Jason Mauldin wrote:
Donnie Barnes wrote:
Realistically we would need to spend a good bit of money on handling nuclear waste first. Fix THAT problem and I think a LOT of the nuke opposition goes away. And it can be fixed.
http://en.wikipedia.org/wiki/Nuclear_reprocessingIt looks like the spent waste can be reprocessed and used again. I don't know how much of the problem this solves, but it looks like cost was the determining factor in not doing it. However, based on the chart it looks like other countries are still reprocessing it.
Might look that way, but trust me, that's light years away from the truth.

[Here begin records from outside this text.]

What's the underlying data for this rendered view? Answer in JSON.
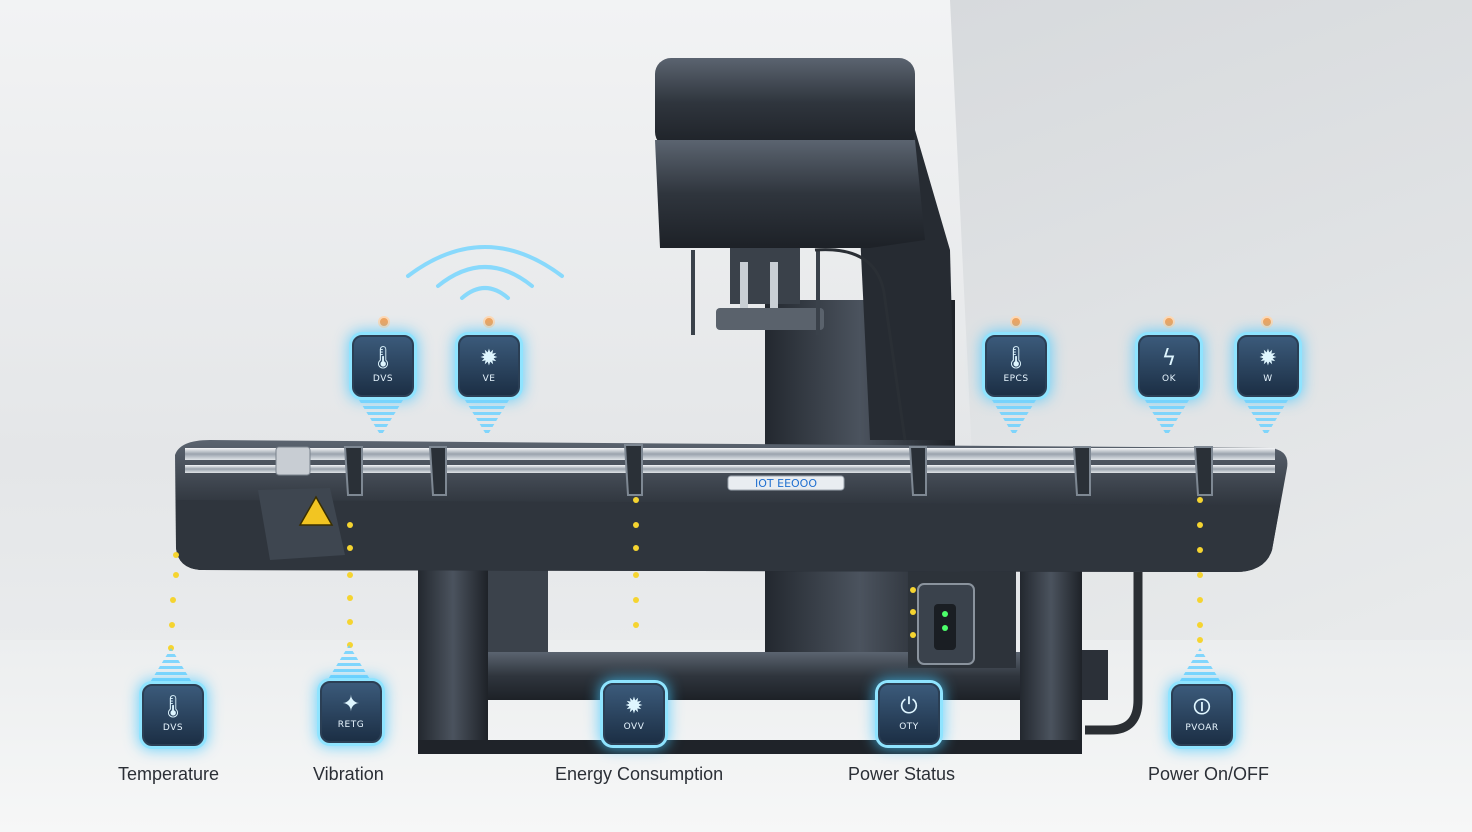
{
  "plate": {
    "code": "IOT EEOOO"
  },
  "upper_sensors": [
    {
      "icon_name": "thermometer-icon",
      "glyph": "🌡",
      "value": "DVS"
    },
    {
      "icon_name": "gear-bug-icon",
      "glyph": "✹",
      "value": "VE"
    },
    {
      "icon_name": "thermometer-icon",
      "glyph": "🌡",
      "value": "EPCS"
    },
    {
      "icon_name": "lightning-icon",
      "glyph": "ϟ",
      "value": "OK"
    },
    {
      "icon_name": "gear-bug-icon",
      "glyph": "✹",
      "value": "W"
    }
  ],
  "lower_sensors": [
    {
      "icon_name": "thermometer-icon",
      "glyph": "🌡",
      "value": "DVS",
      "label": "Temperature"
    },
    {
      "icon_name": "vibration-icon",
      "glyph": "✦",
      "value": "RETG",
      "label": "Vibration"
    },
    {
      "icon_name": "energy-gear-icon",
      "glyph": "✹",
      "value": "OVV",
      "label": "Energy Consumption"
    },
    {
      "icon_name": "power-plug-icon",
      "glyph": "⏻",
      "value": "OTY",
      "label": "Power Status"
    },
    {
      "icon_name": "power-switch-icon",
      "glyph": "⏼",
      "value": "PVOAR",
      "label": "Power On/OFF"
    }
  ],
  "colors": {
    "accent": "#6fd4ff",
    "dot": "#f5d430",
    "machine_dark": "#2b3038",
    "warning": "#f2c522"
  }
}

A fuel rod array becomes too "weak" to use economically and/or to produce fission reaction when about 75% of the fissionable Uranium and Plutonium has been converted to waste. At that point the rods are removed and replaced by a fresh array. This is a typically done about once per year. These rods are extremely radioactive and produce a great deal of heat. They must be immediately transfered to a "swimming pool" full of boron laced water that is circulated and cooled constantly. Should the cooling or pumps fail, or the pool suddenly empty, it would be a matter of minutes to hours before the rods melted, and the pool contents become critical (go BOOM!). When we (Nuclear Fuel Services, West Valley NY) were reprocessing fuel, the spent rods, after cooling for about two years on site were shipped to us in huge casks on RR cars. (We all should realize by now the poor condition of the nation's rail lines by the number of train wrecks) The casks were unloaded into our pool to cool for about another two years before considered safe to reprocess. The bright blue glow of that pool was both frightening and erily beautiful to see!
I can explain how the purex process of reprocessing works in detail (I was a process control lab chemist there, we tested process samples to be sure a criticality didn't occur and the process was proceding properly and to account for all the fissionable products), but let's cut to the chase: The process reclaimed physically a very small amount of reusable product and hundreds of gallons of high level liquid waste and hundreds of pounds of solid low level waste. The liquid waste went into 500,000 gallon tanks burried 20' deep in the ground, the solid waste went into a GIGANTIC burial pit. The high heat and radiation broke down equipment about as fast as you could replace it, so unsalvagable/unrepairable. no longer useful equipment was also given a decontamination wash and burried as well. Once ANYTHING came thru the inner gate it could not leave again. They buried vehicles and even a couple of the RR cask cars. When I left we had nearly filled 2 of the high level liquid waste tanks and were getting ready to install a 4th one, there always had to be an empty tank at the ready in case ( or depending on who you talked to, when) one should spring a leak. That tank field was so "hot" radiactively that we were not allowed to get any closer than 100 yds of it even for a brief time and so thermally hot that snow never covered it even tho it was in the heart of the WNY snow belt! The ground over it was more sterile than a hospital! That liquid will remain that radioactive and deadly for the next hundreds of thousands of years! Even if the half-lives of the actinides were as little as 10 years, that stuff would not be safe to be around for centuries.
Donnie, I actually do keep up with all the proposed solutions to the waste, but I haven't seen any ideas that wasn't just pushing the disposal problem off onto future generations (deep burial/glass encapsulation etc) or prohibitively unrealistically expensive (shooting it into the sun), and extremely dangerous for anyone to run such operations (robot operators are totally unrealistic given the environment. We had 6 hot cells with a pair of remote manipulators in each. We had at least two cells down because of broken manipulators constantly, and recall once where the plant had to shut down processing because all our manipulators were broken so we could not process the high level samples.
If anyone wants to hear what really went on there (Like MUFs, fissionable materials unaccounted for), and the underlying real costs and dangers of nuclear power ask me when you see me.